The idea of a visual artist turning movie director would normally give me pause. I’d assume the artist would be able to deliver on visuals but would fall short on storytelling. Not so with Steve McQueen. I think I’m in love with him, and I already love his bff Michael Fassbender.
I watched Shame a few months ago and was expecting…I didn’t know what. But I was mesmerized by the story and Fassbender’s moving performance. Shame was advertised as a film about a sex addict, true, but it seems to me it’s much more about the human experience and the ways in which we try to avoid pain by anesthetizing ourselves with things like booze, porn, food, TV, work, video games, the Internet, shopping, etc. Sometimes we become addicts. The hero of Shame just happens to have an addiction we don’t hear about too often.
I so admired McQueen for not glossing over the main character’s problems or making things easy for the audience. Fassbender should have been nominated for Oscar, or maybe he was and I can’t remember.

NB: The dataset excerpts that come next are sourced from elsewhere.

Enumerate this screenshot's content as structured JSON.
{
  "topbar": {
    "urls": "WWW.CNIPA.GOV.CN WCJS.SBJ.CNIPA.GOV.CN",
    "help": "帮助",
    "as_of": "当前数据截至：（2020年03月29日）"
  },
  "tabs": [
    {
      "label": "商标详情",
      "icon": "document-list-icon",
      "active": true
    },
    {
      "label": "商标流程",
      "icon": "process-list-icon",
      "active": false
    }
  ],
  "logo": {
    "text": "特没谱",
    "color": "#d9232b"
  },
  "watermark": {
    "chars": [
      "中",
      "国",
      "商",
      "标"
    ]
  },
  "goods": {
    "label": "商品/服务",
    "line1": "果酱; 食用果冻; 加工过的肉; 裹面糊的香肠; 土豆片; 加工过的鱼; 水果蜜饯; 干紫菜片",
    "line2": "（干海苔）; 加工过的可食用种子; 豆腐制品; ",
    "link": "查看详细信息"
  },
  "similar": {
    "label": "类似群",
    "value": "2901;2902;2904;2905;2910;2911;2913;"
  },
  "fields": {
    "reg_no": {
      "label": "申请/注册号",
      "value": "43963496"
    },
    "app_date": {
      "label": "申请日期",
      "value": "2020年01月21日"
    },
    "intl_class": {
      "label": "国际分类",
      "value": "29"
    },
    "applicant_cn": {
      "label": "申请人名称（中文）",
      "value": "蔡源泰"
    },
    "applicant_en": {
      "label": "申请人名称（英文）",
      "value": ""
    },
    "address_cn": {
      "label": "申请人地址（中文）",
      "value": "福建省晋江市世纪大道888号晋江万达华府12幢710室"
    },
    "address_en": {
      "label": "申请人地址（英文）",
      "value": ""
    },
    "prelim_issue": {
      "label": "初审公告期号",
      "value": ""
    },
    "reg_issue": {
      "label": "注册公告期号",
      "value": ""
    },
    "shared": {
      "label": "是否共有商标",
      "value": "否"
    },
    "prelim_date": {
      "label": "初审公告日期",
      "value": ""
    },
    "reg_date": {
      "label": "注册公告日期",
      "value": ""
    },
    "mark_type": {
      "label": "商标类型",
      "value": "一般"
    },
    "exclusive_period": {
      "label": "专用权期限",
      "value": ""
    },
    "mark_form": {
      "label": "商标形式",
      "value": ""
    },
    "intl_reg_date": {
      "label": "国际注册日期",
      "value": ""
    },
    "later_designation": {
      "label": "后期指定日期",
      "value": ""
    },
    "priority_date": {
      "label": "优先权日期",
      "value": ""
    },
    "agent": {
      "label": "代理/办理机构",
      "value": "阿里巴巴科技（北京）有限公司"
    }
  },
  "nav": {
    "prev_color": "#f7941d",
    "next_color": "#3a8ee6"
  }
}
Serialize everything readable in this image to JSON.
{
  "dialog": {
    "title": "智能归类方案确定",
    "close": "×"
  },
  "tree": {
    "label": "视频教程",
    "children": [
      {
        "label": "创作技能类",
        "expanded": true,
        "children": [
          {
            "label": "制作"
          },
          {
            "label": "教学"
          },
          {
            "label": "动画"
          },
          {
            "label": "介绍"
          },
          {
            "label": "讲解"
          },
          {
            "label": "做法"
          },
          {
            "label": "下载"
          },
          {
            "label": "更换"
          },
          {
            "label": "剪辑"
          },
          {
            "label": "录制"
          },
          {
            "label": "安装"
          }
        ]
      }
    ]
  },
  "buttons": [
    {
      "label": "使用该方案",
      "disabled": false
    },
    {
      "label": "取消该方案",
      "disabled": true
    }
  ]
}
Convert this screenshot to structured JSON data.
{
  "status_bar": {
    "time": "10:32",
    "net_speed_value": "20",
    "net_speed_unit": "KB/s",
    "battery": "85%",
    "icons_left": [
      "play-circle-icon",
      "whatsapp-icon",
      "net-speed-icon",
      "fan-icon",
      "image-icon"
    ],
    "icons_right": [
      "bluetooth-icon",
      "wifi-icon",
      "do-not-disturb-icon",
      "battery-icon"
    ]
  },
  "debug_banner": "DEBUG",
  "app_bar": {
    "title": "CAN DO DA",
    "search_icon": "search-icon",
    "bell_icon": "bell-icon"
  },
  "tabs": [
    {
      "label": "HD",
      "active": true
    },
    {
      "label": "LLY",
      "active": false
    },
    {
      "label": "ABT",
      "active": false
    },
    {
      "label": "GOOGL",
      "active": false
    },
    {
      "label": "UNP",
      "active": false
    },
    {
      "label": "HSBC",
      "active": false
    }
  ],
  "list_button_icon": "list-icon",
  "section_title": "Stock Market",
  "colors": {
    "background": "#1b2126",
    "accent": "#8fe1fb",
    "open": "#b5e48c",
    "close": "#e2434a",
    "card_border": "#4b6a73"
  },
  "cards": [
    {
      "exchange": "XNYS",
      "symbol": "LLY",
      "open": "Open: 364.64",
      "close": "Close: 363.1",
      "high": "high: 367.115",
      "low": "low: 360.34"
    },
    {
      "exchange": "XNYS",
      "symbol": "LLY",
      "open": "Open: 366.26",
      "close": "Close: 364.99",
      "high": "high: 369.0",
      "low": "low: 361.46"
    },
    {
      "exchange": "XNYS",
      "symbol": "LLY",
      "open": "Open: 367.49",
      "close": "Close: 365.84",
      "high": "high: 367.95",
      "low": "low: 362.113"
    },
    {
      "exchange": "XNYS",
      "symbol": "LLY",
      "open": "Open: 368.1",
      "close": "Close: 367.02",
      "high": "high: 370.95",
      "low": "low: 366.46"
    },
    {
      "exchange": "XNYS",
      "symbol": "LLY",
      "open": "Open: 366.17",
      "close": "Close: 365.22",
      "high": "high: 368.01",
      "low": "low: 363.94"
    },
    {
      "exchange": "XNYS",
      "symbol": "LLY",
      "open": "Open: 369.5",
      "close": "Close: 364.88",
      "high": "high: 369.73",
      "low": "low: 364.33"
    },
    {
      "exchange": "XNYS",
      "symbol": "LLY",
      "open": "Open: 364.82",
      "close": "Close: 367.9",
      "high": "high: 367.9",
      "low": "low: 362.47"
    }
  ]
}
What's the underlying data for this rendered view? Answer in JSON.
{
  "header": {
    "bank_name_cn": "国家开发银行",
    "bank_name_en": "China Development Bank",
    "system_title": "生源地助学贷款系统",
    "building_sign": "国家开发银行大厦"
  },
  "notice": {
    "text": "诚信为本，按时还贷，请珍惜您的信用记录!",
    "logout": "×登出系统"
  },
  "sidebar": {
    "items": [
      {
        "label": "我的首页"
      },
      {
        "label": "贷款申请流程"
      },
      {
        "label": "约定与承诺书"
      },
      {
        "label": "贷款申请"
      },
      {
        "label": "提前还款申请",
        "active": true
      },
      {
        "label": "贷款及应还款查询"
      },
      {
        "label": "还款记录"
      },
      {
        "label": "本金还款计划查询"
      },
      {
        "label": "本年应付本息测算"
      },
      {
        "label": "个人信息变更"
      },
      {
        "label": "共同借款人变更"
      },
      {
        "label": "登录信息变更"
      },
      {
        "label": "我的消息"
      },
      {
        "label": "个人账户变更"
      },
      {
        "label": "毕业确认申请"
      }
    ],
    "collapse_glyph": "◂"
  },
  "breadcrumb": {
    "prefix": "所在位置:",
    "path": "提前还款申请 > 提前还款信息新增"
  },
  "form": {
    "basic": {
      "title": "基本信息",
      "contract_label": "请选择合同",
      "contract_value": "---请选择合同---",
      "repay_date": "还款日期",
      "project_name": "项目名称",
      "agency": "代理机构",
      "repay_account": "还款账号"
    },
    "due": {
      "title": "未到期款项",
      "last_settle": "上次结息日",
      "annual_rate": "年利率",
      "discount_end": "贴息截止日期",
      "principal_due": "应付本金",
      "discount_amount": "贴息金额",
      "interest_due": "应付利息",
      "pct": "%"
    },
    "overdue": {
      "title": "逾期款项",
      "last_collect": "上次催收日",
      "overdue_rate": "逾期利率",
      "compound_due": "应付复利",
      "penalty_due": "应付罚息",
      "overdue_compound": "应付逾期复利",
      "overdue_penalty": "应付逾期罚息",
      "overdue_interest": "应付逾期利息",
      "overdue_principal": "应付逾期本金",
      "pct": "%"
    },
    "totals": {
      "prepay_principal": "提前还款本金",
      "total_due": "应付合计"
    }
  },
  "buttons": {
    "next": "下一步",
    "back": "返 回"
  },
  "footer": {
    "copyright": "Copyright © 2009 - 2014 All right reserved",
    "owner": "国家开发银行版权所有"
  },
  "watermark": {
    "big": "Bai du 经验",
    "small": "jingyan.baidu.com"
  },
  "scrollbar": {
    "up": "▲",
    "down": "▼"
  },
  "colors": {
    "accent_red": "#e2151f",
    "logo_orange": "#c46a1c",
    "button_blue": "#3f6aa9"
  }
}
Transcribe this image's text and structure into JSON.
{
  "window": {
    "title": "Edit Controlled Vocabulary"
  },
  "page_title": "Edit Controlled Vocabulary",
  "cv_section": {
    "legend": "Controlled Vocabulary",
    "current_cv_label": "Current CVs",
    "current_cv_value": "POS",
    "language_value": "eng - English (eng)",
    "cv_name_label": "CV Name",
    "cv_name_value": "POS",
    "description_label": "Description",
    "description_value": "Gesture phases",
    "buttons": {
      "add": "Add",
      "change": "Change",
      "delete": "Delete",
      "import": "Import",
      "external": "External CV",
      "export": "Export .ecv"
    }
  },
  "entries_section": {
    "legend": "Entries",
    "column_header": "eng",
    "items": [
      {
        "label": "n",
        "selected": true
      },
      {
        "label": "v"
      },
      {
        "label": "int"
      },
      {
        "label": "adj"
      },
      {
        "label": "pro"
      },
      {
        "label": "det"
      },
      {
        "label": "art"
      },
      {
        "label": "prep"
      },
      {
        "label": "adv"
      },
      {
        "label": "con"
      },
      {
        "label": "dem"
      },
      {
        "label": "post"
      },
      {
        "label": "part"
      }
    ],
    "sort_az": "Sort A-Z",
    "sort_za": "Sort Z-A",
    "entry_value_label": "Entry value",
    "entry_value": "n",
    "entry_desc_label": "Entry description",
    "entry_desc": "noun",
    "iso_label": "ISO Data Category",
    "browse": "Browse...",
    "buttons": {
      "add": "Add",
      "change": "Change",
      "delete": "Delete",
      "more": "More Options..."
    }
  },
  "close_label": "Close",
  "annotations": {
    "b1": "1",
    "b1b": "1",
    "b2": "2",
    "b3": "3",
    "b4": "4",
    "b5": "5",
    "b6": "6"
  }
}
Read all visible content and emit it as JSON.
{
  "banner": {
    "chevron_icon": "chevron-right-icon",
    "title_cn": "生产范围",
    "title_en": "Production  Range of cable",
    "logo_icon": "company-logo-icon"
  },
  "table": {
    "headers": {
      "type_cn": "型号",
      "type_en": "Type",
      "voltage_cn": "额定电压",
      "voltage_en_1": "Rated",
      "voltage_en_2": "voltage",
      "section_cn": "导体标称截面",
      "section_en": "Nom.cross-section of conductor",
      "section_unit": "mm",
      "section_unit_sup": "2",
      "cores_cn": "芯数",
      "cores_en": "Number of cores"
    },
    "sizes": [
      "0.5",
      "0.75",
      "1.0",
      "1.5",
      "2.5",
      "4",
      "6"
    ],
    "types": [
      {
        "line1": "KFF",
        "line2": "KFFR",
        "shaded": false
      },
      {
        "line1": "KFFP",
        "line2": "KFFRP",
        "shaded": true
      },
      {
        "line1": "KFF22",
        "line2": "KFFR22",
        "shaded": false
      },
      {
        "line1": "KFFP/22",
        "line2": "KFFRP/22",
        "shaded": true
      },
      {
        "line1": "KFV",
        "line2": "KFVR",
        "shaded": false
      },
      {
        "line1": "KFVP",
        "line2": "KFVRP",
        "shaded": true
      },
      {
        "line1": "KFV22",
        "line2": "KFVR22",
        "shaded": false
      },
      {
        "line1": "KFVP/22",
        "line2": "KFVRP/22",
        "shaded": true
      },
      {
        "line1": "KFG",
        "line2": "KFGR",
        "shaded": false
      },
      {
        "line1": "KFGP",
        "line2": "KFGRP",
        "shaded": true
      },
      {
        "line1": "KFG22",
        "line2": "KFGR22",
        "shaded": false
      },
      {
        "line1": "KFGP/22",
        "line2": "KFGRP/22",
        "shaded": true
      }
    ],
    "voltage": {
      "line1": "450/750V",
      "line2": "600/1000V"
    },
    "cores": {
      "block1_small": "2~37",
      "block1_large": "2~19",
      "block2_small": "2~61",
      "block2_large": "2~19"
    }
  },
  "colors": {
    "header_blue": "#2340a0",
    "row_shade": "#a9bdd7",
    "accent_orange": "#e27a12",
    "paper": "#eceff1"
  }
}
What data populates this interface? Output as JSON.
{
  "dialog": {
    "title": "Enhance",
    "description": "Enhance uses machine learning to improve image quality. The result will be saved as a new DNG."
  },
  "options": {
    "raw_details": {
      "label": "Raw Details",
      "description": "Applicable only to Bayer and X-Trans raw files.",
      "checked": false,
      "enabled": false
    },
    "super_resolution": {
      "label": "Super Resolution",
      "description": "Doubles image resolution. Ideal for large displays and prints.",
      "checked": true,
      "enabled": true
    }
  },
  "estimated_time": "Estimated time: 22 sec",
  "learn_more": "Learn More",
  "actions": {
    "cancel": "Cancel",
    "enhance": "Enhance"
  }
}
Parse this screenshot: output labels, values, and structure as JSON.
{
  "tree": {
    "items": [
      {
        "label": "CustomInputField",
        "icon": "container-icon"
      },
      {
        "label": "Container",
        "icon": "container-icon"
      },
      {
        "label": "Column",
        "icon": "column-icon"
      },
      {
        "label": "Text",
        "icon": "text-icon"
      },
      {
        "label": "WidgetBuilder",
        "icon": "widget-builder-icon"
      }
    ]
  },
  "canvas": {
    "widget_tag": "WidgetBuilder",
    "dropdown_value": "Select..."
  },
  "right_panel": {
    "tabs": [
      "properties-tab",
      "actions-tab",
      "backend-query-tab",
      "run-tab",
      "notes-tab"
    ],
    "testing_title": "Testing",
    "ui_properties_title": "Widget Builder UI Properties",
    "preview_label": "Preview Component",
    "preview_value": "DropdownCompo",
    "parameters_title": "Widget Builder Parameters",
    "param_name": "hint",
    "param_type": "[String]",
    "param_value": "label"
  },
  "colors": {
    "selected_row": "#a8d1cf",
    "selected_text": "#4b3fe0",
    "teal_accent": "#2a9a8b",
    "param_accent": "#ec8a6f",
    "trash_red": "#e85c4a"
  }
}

Just this past week I finally got around to watching McQueen’s first movie Hunger. I think many directors often push our buttons with violence, but few, like McQueen, truly probe human behavior in all its complexities.
Hunger is a powerful portrayal of the 1981 IRA Hunger Strike and Bobby Sands willingness to die for a cause through starvation. The artist in McQueen comes through with every striking visual image. He holds the camera on certain images and we simply watch and take it in–often there’s no dialogue; the storyteller, lies in McQueen’s ability to show both sides of life in prison. He makes you understand that the prisoners and guards are all in their own versions of hell; albeit we know who has it harder.
Both Shame and Hunger are raw and brutal and yet life affirming.
I just learned that McQueen is coming out with a new film, Twelve Years A Slave, based on true events. Fassbender will star along with another hottie, Chiwetel Ejiofor.